On Romanticization Versus Advocacy for Incarcerated Individuals

Since we first encountered it a few class sessions ago, I’ve been captivated by Mariame Kaba’s essay “Free Us All,” and its wariness of building movements around individuals. Rather, Kaba cites the #FreeBresha and #FreeMarissa movements as being successful precisely because organizers took “great pains to understand that each survivor is one among thousands of Black women and girls who have been and continue to be criminalized for trying to survive.” Collective defense is a critical component in Kaba’s call for prison abolition.

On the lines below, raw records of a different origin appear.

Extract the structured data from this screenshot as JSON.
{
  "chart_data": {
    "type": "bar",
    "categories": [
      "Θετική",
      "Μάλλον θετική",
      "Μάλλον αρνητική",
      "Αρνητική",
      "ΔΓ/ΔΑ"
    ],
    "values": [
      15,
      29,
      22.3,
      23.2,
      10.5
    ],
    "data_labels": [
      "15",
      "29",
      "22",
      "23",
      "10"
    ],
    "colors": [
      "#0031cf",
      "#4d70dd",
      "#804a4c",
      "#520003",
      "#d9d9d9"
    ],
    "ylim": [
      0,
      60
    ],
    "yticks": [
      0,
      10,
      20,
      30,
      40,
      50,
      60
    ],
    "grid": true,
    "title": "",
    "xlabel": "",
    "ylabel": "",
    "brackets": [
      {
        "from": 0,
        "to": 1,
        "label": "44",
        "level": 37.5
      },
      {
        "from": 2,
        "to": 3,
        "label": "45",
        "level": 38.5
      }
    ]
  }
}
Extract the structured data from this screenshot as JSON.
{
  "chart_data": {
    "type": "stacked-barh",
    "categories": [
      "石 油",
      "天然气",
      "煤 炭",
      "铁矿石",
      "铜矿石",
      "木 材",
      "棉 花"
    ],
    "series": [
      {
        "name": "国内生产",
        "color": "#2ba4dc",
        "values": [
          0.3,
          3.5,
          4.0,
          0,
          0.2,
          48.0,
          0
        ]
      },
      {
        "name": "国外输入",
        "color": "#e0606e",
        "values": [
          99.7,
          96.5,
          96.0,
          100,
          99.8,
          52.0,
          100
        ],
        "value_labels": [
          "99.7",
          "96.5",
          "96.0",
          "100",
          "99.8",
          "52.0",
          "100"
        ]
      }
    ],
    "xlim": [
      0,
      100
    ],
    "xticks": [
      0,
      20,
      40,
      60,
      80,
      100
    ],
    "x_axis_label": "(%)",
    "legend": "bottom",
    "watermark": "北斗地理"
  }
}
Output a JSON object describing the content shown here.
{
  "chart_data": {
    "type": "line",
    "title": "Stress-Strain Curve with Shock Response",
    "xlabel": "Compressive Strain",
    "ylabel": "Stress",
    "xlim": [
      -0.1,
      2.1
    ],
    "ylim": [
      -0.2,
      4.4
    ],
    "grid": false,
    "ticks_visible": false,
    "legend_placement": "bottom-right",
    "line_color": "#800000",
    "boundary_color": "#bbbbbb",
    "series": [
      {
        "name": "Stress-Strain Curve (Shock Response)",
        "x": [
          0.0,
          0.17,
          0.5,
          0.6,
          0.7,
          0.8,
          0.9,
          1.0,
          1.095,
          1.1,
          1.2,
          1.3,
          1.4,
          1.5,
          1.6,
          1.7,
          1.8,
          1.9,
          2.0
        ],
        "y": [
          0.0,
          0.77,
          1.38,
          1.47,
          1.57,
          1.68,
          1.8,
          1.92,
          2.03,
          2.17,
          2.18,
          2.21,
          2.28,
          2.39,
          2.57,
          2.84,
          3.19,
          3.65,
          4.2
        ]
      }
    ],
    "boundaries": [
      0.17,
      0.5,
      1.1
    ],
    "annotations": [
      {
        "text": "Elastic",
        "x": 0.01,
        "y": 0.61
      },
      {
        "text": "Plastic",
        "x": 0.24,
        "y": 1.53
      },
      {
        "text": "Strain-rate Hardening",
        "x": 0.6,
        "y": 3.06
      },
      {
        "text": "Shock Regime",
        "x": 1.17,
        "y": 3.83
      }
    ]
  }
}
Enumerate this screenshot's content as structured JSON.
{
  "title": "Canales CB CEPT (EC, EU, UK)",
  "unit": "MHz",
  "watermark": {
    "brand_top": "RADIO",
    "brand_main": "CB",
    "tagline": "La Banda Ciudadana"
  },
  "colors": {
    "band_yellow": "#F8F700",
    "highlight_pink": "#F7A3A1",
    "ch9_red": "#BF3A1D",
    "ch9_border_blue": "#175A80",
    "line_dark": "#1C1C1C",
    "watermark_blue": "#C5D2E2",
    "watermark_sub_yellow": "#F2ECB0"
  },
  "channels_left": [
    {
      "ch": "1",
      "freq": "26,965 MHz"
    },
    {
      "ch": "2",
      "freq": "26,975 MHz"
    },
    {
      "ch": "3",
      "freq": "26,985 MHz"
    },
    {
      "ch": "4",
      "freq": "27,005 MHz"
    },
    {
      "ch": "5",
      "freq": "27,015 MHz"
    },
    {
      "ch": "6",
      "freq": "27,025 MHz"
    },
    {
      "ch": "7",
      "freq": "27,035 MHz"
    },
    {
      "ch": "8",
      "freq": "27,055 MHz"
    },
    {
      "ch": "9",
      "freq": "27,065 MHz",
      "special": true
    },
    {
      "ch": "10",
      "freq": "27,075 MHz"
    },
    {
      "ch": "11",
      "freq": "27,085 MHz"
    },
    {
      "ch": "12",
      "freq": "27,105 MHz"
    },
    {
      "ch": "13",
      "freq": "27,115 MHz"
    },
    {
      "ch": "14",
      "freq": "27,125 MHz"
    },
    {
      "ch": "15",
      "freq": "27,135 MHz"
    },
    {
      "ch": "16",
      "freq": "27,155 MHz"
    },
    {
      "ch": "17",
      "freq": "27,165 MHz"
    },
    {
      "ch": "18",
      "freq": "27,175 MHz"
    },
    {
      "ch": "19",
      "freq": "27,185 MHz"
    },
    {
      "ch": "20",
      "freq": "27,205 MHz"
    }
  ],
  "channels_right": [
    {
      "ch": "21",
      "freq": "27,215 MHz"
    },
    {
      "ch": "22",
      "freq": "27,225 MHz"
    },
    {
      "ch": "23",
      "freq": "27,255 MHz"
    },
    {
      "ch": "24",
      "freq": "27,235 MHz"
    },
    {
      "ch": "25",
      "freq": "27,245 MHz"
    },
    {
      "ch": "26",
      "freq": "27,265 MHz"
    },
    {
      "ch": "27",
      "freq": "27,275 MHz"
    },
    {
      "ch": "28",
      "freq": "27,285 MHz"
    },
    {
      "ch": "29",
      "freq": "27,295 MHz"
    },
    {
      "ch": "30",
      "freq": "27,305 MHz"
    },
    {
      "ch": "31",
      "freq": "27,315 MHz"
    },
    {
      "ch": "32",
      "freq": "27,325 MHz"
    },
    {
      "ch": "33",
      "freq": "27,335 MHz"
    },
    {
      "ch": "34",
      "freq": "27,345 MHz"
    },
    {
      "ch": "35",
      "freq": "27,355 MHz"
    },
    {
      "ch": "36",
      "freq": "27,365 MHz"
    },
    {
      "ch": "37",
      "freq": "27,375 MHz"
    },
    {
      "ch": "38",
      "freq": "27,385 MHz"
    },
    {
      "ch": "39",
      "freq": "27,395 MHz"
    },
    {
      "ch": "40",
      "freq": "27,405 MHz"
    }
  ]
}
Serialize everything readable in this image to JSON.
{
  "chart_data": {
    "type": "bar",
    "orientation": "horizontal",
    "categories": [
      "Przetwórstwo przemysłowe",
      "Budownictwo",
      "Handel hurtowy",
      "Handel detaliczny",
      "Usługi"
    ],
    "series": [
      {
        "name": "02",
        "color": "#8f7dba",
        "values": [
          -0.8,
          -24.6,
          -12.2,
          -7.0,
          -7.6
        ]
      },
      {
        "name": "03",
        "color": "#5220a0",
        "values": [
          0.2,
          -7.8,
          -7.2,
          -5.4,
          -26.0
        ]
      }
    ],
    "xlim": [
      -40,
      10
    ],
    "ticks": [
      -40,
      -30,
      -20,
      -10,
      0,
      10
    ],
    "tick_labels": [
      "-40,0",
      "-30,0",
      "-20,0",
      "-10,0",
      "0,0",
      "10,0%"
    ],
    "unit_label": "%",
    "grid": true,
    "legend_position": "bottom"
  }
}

In light of this information, I find myself wondering where we draw the line between romanticization and purposeful remembrance/advocacy in the face of cycles of forgetting? Is it even a useful distinction to make? I would argue that to some extent, it is extraordinarily necessary. If we don’t react critically to rhetorical strategies as they are presented to us, we run the risk of being manipulated by language rather than engaging with it fairly.

Solnit and Snedecker’s Unfathomable City also informs this dilemma. Chapter 7 includes six portraits of incarcerated persons who are, to some extent, conscripted into performing victimhood and/or criminality (Solnit and Snedecker, 58-59). It’s also an extremely limited look at their lives as a whole. We are introduced to them as a person and a prisoner simultaneously, as if the label they’ve been proscribed is inextricable from their personhood. These images are romantic in some ways. The flattering sepia shadows through which we are challenged to sympathize and identify with them makes me wonder if I wouldn’t be in their shoes if I had been born in different circumstances. This appeal to pathos is coupled with hard data and more generalized (and thus, as Kaba might suggest, sustainable) narratives that seek to impress upon readers just how all encompassing the snapshots of prison life really are in the state of Louisiana (Solnit and Snedecker, 60). In some ways, specifics like the ones presented in Unfathomable City are extremely useful as a tool to push back against the human erasure intrinsic in our current era of the carceral state.

Ultimately, I would argue that categorization is hard to avoid in conversations about incarcerated people, who are assigned numbers, prison jobs, sentences, and other such statuses that dictate what their prison experience will be like. Categorization like this already causes harm for these people, so I’ve decided to give myself permission to explore individuality and sympathy in the face of a system that promotes an anonymous, out-of-sight and out-of-mind approach to correctional justice. As a historian and a student of English, balancing general trends with exploration into individual examples is the key to producing valuable work, and I hope I’ve captured that here.